I used to think this was a lonely sound, a big melancholic beast echoing into the vastness of the open sea, often to nobody at all. But it isn’t. This heaving machine is the sound of someone else, the sound of civilisation, of safety, regularity and rhythm. I love this sound – comedic up close and comforting from a distance.

Perhaps it is because staring into open sea induces a pure horror in me. Leaning against the wall directly underneath the horn I can hear the sound echoing into this open landscape like a skipping stone, bouncing off invisible air currents and the surface of the water. If I really stare, force my gaze to take in the blue-grey panorama from the edge of the land, an animal panic sets in and I have to turn, gulp in some people, buildings, some scenery with scale. As I stand at the edge I realise that with each sounding of the horn, my fear of this open seascape lifts. In the 90-second gap a feeling of exposure and insignificance rises like blood to the head, the smallness of my human body against the enormousness of the sea a deeper, more sublime terror than anything I have experienced inland.

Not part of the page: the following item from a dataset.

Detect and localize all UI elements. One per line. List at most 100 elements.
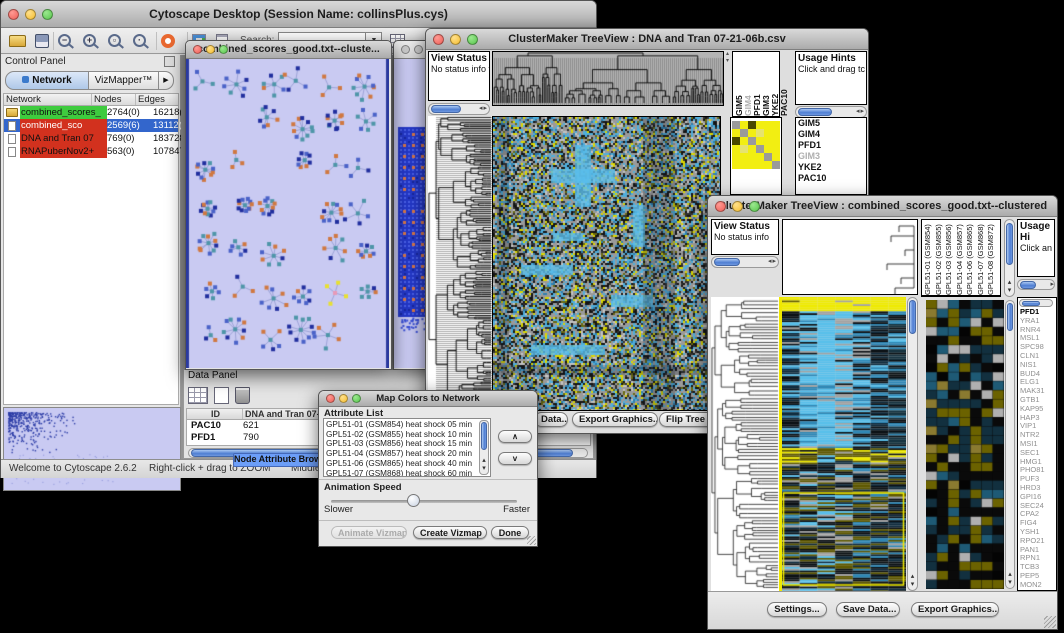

Off the coast here, between me and Fair Isle to the south west, there is a patch of water called the Sumburgh Roost, its old Nordic name referring to a ‘thunderous noise’, caused by two currents jostling together. In a 1951 article on seas and moons for the New Yorker, Rachel Carson quotes the British Islands Pilot, which describes it as a “confused, tumbling, and bursting sea” where “vessels often become entirely unmanageable and sometimes founder, while others have been tossed about for days together”. I had thought about catching the once weekly ferry to Fair Isle, but I am warned off, the roost guaranteeing a horrible crossing. There is a line of breakers off Horse Island to the west, which could be the roost. It looks too close, but my perspective is warped by the distance and lack of detail.

It doesn’t take much open sea to make one feel insignificant. 300 feet above the puckered indigo surface, the horizon is a very long way away. This view is not empty, nor is it relaxing. “The sea’s instinct collaborates with ours to create thinking,” writes Etel Adnan, and this is a huge stage upon which the teeming, roaring chatter of my mind can roam freely, a cacophony only I can hear, that spreads itself across a blue canvas all the way to the dark band of the horizon.

But stood under the foghorn as it sounds, I am sheltered, tucked in under an engineering monster that is bigger and stronger than me, that has stood for a good century or so since being dragged to the top this inhospitable headland. As the siren whirrs its warning warm-up again, I shut my eyes against the view and wait for the blast, for my internal chatter to be briefly silenced by compressed air, by a machine that is bigger than me and can shout loud enough into the void to scare off my own demons lurking under the brooding surface of the water.